Dennis Gillings built a $4.2 billion global enterprise out of an idea he had as a PhD student in a trailer home at the University of North Carolina in the late 1970s. 

Those in the pharmaceutical industry told him it would never work—he was a statistician and had no experience in the industry.

Today, that company is Quintiles. It’s one of the most significant players in our region’s economy, employing 17,500 well-paid local “knowledge workers” and helping to spur a cluster of pharmaceutical companies in the region—82 operate in Research Triangle Park alone. Globally, Quintiles is the cream of the crop of contract research organizations for the pharmaceutical industry. It commercialized each of the top selling drug products on the market in 2013; its executives have testified before Congressional committees; and Gillings himself was appointed by British Prime Minister David Cameron as the World Dementia Envoy, leading a global council to raise money to combat Alzheimer’s Disease and other forms of dementia.
As he prepares to step down as chairman from the company he built over 33 years, the British-born Gillings has had time to reflect on a journey “tremendous” in many ways. That word was peppered throughout his closing speech at yesterday’s CED Life Science Conference in downtown Raleigh, where he shared the company’s history and provided advice to aspiring entrepreneurs and predictions about the next 10 years in the life science industry. His goal is for the region to enjoy as “tremendous” a journey as his own. 
Here are the three ways he suggests entrepreneur’s approach their businesses to do so.

Be visionary.

Gillings attributes Quintiles ascent to good timing and good vision. The Triangle’s universities were providing the right education to the right kind of talent to build a company in the medical field. And he saw where the biopharmaceutical industry was heading—it would be global and entwined with the formation of the European Union. The regulatory environment in Europe would soon be a lot simpler to navigate.
So despite the company’s relatively small U.S. footprint and just $4 million in revenue, in 1987, he pushed the company to expand to Europe.
“Everyone advised me it was too quick,” he said. But Gillings saw the business as global from its beginnings. 

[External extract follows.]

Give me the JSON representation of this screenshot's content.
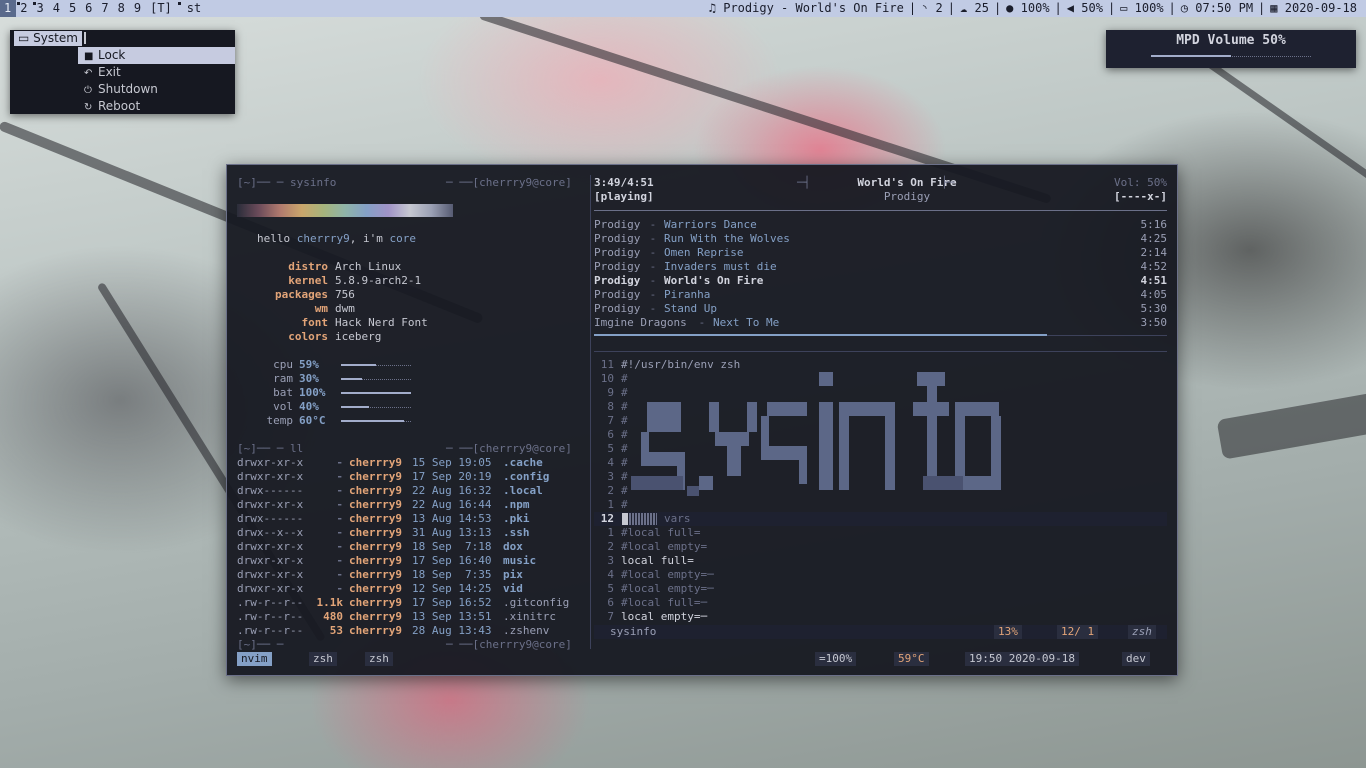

“Recognizing a big market that was going to come about was a very important step. We had to be full service, not just statistical consultants,” he told the crowd. That meant also investing in information technology—regulators would soon rely on the collection and analysis of data, so Gillings pushed Quintiles to think of the drug development process as an information one.
By the company’s first IPO in 1994, sales reached $90 million. His goal was then to hit $1 billion in revenue by the end of the 1990s and Quintiles reached it in 1998. Gillings’s belief in vision can be summed up by his favorite quote by Wayne Gretsky: “I don’t skate to where the puck is. I skate to where it’s going to be.”
For life science entrepreneurs, that means watching the revolutions in genetics and information technology and the convergence of the two. New therapies can be created at a molecular level, and analysis of electronic health records and population data can help evaluate and predict health outcomes and risks, allowing for evidence-based medicine or personalization of therapy as well as better preventative care.
Social media is also important, he said, citing the global impact of the ALS Ice Bucket Challenge.

Be a financier.

Visionaries are only successful if they understand finance well or have a trusted colleague or advisor who does. A good financier knows how to predict storms and weather them. For example, though Quintiles stock price multiplied by 12 in the 1990s, the Internet crash caused the market to turn against the company. Good financiers helped Gillings decide to privatize. 
Investment banks at the time said services companies can’t go private but he had the financial wherewithal to buck the trend and lead the deal to privatize himself. That leadership helped him bring in equity partners to complete the deal. Once private, Gillings led the charge to invest more than $1 billion in information technology, growing the company to the point that it could once again file a public offering.
His advice: “Understand financial mechanisms and strategies and be prepared to raise money when there is a market opportunity.”

Be an architect.

Build a strong leadership team that can handle a company’s complexity as it grows. One of Gillings proudest accomplishments is the depth of experience and leadership in Quintiles’ executive team, evidenced by the accolades listed above.
What makes a good architect? “Know when to talk and when to listen and remember that employees value quality and integrity as highly as customers do,” Gillings said. “They see through crass statements.”
A difficult and emotional decision during his career was to step down as CEO when the company chose to go public again in 2013. He knew it was best for the company after 30 years. Equally challenging was the search for a new CEO that could take the company even further than he did. He found that in now CEO Tom Pike, with whom he’s formed “a good partnership.”
Another important quality of an architect? The ability to create excitement. 
“If you’re excited about the opportunity, you can make other people excited about it too,” he told the crowd. “Excitement inspires people to give their best. It also makes life fun.”